I applied for a grant, and was disappointed to learn that I did not get it. I had a pretty good chance as about 1/3 of all applicants who apply get them. I thought mine was well written, compelling with good photos and recommendations.
Grants are great, but as anyone who has applied for one knows, they are a LOT of work. To add insult to injury, the only notification was a PDF posted on the website of the winners. Us poor losers did not even get the courtesy of a letter tell us we did not get it. Whatever I did was clearly not compelling enough so of course, I called to find out what I could improve for next go round. Left a message and did not get a call back. Still not sure what to do better next time.
Lesson: artists, like professionals in any discipline, need thick skin. Before pursuing pottery full time last year, I spent 25 years working corporately. So much of what I learned then applies now, but perhaps the biggest lesson is to not take things personally. With art, or any endeavor in which you invest so much of your heart and soul, rejection feels personal. With so much invested, the lows are much lower, but the highs...SO much higher.

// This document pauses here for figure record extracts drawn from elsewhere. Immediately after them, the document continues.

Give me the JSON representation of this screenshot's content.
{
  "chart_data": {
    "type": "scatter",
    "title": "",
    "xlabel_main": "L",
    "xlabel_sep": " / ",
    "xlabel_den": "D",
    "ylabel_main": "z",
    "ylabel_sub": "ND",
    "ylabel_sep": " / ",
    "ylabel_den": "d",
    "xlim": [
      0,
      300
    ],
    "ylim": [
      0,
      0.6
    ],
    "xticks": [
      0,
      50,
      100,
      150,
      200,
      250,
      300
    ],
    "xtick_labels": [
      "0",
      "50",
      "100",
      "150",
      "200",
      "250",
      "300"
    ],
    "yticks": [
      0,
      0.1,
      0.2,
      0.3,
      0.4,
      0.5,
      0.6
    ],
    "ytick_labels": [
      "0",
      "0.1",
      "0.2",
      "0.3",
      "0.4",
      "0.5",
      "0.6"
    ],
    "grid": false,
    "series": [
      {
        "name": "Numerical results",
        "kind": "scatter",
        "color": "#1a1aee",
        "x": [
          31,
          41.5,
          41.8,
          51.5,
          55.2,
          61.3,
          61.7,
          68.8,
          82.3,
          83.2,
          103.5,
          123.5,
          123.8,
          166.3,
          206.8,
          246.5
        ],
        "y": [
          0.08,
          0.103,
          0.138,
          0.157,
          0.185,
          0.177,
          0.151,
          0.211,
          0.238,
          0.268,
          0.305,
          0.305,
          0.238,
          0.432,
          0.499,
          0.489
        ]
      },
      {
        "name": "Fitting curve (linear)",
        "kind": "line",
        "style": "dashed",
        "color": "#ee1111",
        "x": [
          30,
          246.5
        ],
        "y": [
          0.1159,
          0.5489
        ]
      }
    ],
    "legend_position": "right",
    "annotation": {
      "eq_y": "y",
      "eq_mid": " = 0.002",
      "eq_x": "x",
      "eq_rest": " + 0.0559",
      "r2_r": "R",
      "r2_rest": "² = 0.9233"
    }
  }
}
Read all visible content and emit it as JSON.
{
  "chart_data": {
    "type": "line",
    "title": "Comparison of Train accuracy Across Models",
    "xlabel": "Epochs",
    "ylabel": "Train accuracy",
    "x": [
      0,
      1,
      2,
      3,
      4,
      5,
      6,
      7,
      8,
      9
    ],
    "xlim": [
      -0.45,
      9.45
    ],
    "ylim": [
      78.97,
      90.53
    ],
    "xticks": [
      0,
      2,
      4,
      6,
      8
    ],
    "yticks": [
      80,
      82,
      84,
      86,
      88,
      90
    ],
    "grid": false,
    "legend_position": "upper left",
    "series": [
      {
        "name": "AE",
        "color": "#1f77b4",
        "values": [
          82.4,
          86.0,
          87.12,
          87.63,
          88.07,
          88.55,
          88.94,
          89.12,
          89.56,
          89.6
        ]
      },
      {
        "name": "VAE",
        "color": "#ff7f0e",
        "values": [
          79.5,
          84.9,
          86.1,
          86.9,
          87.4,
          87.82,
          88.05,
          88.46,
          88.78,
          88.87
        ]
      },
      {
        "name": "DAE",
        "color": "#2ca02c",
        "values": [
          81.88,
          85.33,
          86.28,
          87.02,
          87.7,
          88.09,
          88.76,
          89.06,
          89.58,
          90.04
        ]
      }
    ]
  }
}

-------fast forward to last Tuesday. A wonderful friend and unbelievably talented potter I apprenticed to many years ago came over with her husband and grandson. We drank out of mugs I made, but I did not tell her that I had made them. She held it, looked at it, felt the weight of it and said, "did you make this?"
"I did," I replied.
Then she said, "It's a great mug."
All disappointment and doubt left me. Someone whose opinion I valued understood everything I was trying to do with the pot - from its glaze, handle, weight, shape and proportion.
I hope I get the grant next year. I could really use that $1200 slab roller for a number of things I want to do... but I ended up with the bigger win.